Adamu (Assyrian king)

Adamu (Akkadian: 𒀀𒁕𒈬, romanized: A-da-mu) was an early Assyrian king, and listed as the second among the, "seventeen kings who lived in tents" within the Mesopotamian Chronicles.[1][2] The Mesopotamian Chronicles state that Adamu succeeded Tudiya.[3] The Assyriologist Georges Roux stated that Tudiya would have lived c. 2450 BCE — c. 2400 BCE. The earliest known use of the name “Adam” as a genuine name in historicity is Adamu.[4] As in his predecessor's case, virtually nothing is otherwise known about Adamu's reign or him personally; his existence remains unconfirmed archaeologically and uncorroborated by any other source.

Adamu
Monarch of Azuhinum
Reignfl. c. 2400 BCE — c. 2375 BCE
PredecessorTudiya
SuccessorYangi

Geopolitical context

Adamu is succeeded on the Assyrian King List by Yangi and then a further fourteen rulers: Suhlamu, Harharu, Mandaru, Imsu, Harsu, Didanu, Hana, Zuabu, Nuabu, Abazu, Belu, Azarah, Ushpia and Apiashal. Nothing concrete is yet known about these names, although it has been noted that a much later Babylonian tablet listing the ancestral lineage of Hammurabi of Babylon, seems to have copied the same names from Tudiya through Nuabu, though in a heavily corrupted form. The earliest Assyrian kings (such as Adamu), who are recorded as “kings who lived in tents”, had at first been independent semi-nomadic pastoralist rulers, moreover; Assyria was originally an oligarchy rather than a monarchy. These kings had at some point become fully urbanized and founded the city-state of Assur.[5]

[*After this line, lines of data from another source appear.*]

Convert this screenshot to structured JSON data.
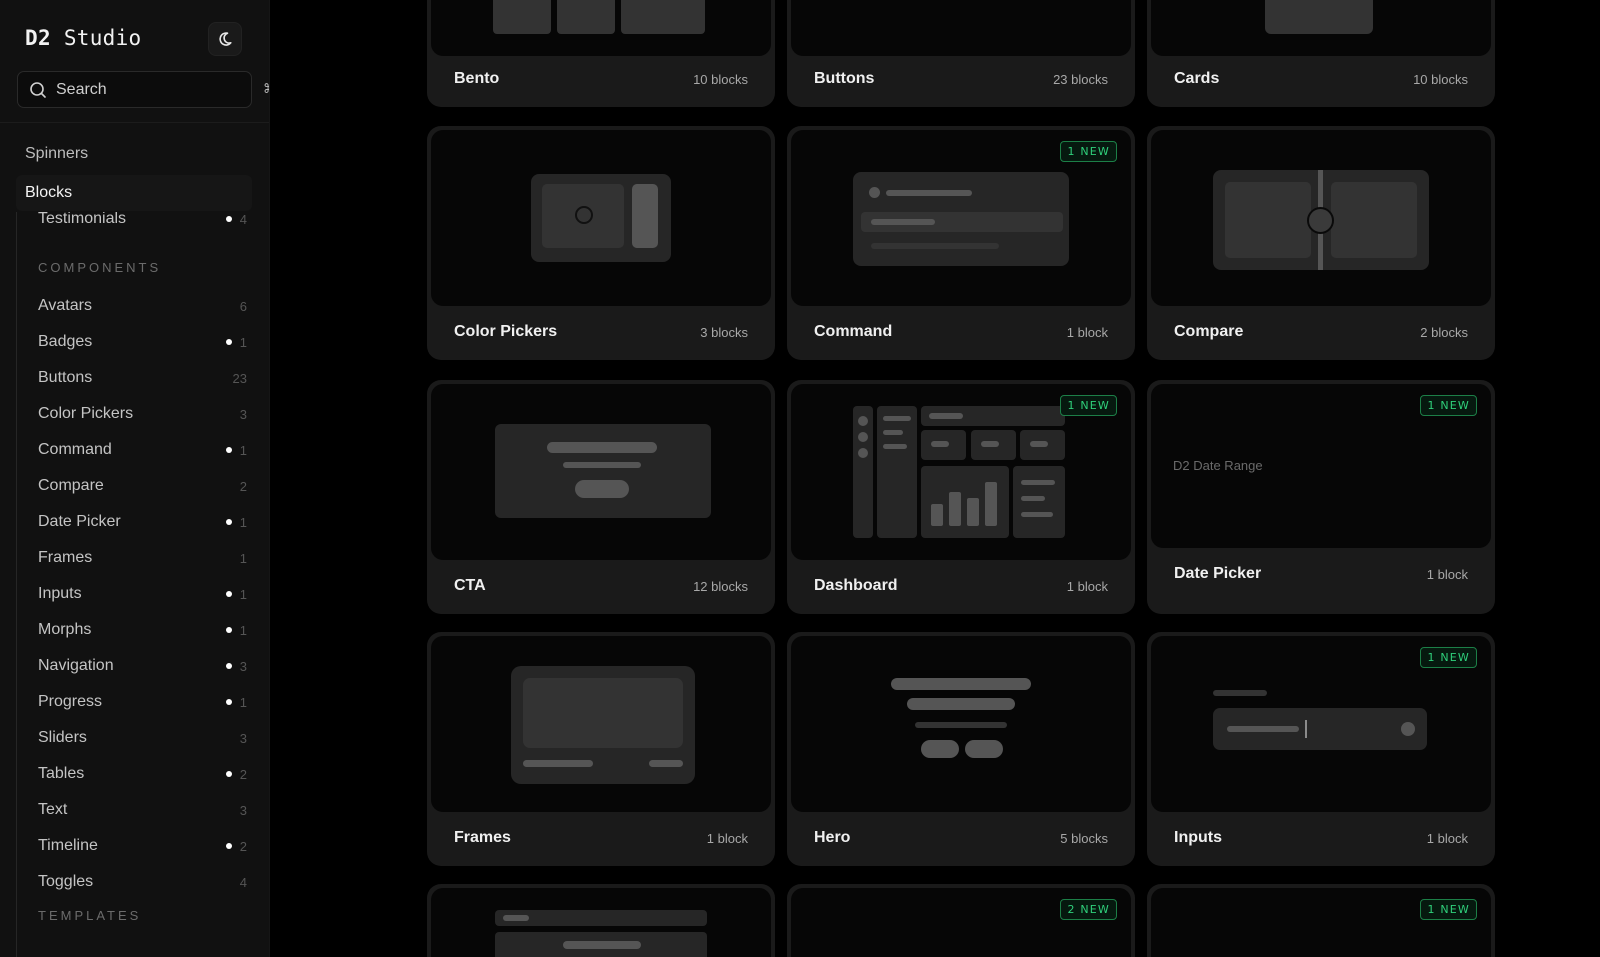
{
  "brand": {
    "prefix": "D2",
    "name": "Studio"
  },
  "search": {
    "placeholder": "Search",
    "shortcut": "⌘K"
  },
  "nav": {
    "top_items": [
      "Spinners",
      "Blocks"
    ],
    "truncated_item": {
      "label": "Testimonials",
      "count": "4",
      "new": true
    },
    "sections": [
      {
        "header": "COMPONENTS",
        "items": [
          {
            "label": "Avatars",
            "count": "6",
            "new": false
          },
          {
            "label": "Badges",
            "count": "1",
            "new": true
          },
          {
            "label": "Buttons",
            "count": "23",
            "new": false
          },
          {
            "label": "Color Pickers",
            "count": "3",
            "new": false
          },
          {
            "label": "Command",
            "count": "1",
            "new": true
          },
          {
            "label": "Compare",
            "count": "2",
            "new": false
          },
          {
            "label": "Date Picker",
            "count": "1",
            "new": true
          },
          {
            "label": "Frames",
            "count": "1",
            "new": false
          },
          {
            "label": "Inputs",
            "count": "1",
            "new": true
          },
          {
            "label": "Morphs",
            "count": "1",
            "new": true
          },
          {
            "label": "Navigation",
            "count": "3",
            "new": true
          },
          {
            "label": "Progress",
            "count": "1",
            "new": true
          },
          {
            "label": "Sliders",
            "count": "3",
            "new": false
          },
          {
            "label": "Tables",
            "count": "2",
            "new": true
          },
          {
            "label": "Text",
            "count": "3",
            "new": false
          },
          {
            "label": "Timeline",
            "count": "2",
            "new": true
          },
          {
            "label": "Toggles",
            "count": "4",
            "new": false
          }
        ]
      },
      {
        "header": "TEMPLATES",
        "items": []
      }
    ]
  },
  "cards": [
    {
      "title": "Bento",
      "count": "10 blocks",
      "badge": "",
      "preview": "bento"
    },
    {
      "title": "Buttons",
      "count": "23 blocks",
      "badge": "",
      "preview": "buttons"
    },
    {
      "title": "Cards",
      "count": "10 blocks",
      "badge": "",
      "preview": "cards"
    },
    {
      "title": "Color Pickers",
      "count": "3 blocks",
      "badge": "",
      "preview": "color-pickers"
    },
    {
      "title": "Command",
      "count": "1 block",
      "badge": "1 NEW",
      "preview": "command"
    },
    {
      "title": "Compare",
      "count": "2 blocks",
      "badge": "",
      "preview": "compare"
    },
    {
      "title": "CTA",
      "count": "12 blocks",
      "badge": "",
      "preview": "cta"
    },
    {
      "title": "Dashboard",
      "count": "1 block",
      "badge": "1 NEW",
      "preview": "dashboard"
    },
    {
      "title": "Date Picker",
      "count": "1 block",
      "badge": "1 NEW",
      "preview": "date-picker",
      "preview_text": "D2 Date Range"
    },
    {
      "title": "Frames",
      "count": "1 block",
      "badge": "",
      "preview": "frames"
    },
    {
      "title": "Hero",
      "count": "5 blocks",
      "badge": "",
      "preview": "hero"
    },
    {
      "title": "Inputs",
      "count": "1 block",
      "badge": "1 NEW",
      "preview": "inputs"
    },
    {
      "title": "",
      "count": "",
      "badge": "",
      "preview": "partial-a"
    },
    {
      "title": "",
      "count": "",
      "badge": "2 NEW",
      "preview": "partial-b"
    },
    {
      "title": "",
      "count": "",
      "badge": "1 NEW",
      "preview": "partial-c"
    }
  ],
  "colors": {
    "background": "#000000",
    "sidebar": "#111111",
    "card": "#1a1a1a",
    "thumb": "#060606",
    "new_badge": "#2fd07b"
  }
}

The Assyrians and Sumerians had become subject to the Akkadians, centered in central Mesopotamia c. 2400 BC. The Akkadian Empire claimed to encompass the surrounding, “four corners of the world”. Assyrian rulers had become subject to Sargon of Akkad and his successors, and the city-state of Assur had become a regional administrative center of the Empire, implicated by the Nuzi tablets.[6]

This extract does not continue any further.